E il primo capo di Stato liberamente eletto doveva fornire questa garanzia, ai suoi e alla comunità internazionale, che ne ha apprezzato gli sforzi, almeno a giudicare dalla lunga lista delle onorificenze straniere. Poco importava l’età avanzata: il “vecchio lupo”, come qualcuno lo chiamava, era in grado di far avanzare il Paese senza scosse. Era questo il senso di una storia politica cominciata a 15 anni nel partito Liberale neo-costituzionale, cioè nazionalista, ai tempi del protettorato francese. Le biografie parlano di un uomo per tutte le stagioni, guidato dal pragmatismo forse ereditato dal bisnonno sardo Ismail, rapito dai corsari ottomani all’inizio del XIX secolo ma capace, dopo la conversione all’islam, di arrivare a un seggio in Parlamento.
Delfino di Habib Bourghiba, per cui era stato ministro della Difesa, degli Interni e degli Esteri, Essebsi cambiò cavallo dopo il golpe di Zine el Abidine Ben Ali, diventando prima ambasciatore a Bonn e poi presidente del Parlamento. Dopo la rivolta del 2011 fu capace di gestire la transizione democratica, come premier e poi come presidente. Fondatore di un partito laico che doveva essere la barriera anti-islamici, proprio con i musulmani di Ennahdha aveva trovato un’alleanza robusta.
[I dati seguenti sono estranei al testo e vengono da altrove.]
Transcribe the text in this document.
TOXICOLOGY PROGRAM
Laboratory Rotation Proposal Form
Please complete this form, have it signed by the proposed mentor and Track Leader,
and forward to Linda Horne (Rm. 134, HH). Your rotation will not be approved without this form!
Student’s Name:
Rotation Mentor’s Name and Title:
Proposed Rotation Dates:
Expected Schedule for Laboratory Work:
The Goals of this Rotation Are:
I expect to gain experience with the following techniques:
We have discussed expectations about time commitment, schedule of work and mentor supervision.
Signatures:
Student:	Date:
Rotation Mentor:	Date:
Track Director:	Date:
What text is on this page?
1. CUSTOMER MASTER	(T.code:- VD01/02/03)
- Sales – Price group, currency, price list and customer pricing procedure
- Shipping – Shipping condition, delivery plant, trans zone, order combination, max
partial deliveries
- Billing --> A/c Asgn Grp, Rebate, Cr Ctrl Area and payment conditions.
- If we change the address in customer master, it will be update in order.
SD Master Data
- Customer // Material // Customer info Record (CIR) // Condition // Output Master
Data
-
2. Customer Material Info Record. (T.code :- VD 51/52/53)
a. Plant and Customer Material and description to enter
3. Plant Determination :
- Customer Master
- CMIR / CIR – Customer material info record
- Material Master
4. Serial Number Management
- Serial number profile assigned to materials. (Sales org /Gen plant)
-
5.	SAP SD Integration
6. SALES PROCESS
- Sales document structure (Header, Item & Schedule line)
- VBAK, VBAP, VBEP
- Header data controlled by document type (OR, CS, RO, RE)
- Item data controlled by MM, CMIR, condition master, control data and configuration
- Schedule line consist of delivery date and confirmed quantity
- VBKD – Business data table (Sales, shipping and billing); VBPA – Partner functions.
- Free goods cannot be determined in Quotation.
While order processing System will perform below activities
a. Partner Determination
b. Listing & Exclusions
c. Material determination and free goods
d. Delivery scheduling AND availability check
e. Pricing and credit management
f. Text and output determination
Per uno di quei paradossi che fanno la Storia, a difendere almeno in parte la Rivoluzione è stato proprio l’uomo simbolo della continuità. Ma anche se evitano sconvolgimenti, la bandiera del realismo e il mito del progresso graduale non nutrono i sogni. Così i figli più giovani della Tunisia di oggi, strozzati dalla crisi economica, continuano a cercar fortuna lontano, a costo di rischiare la vita su un barcone.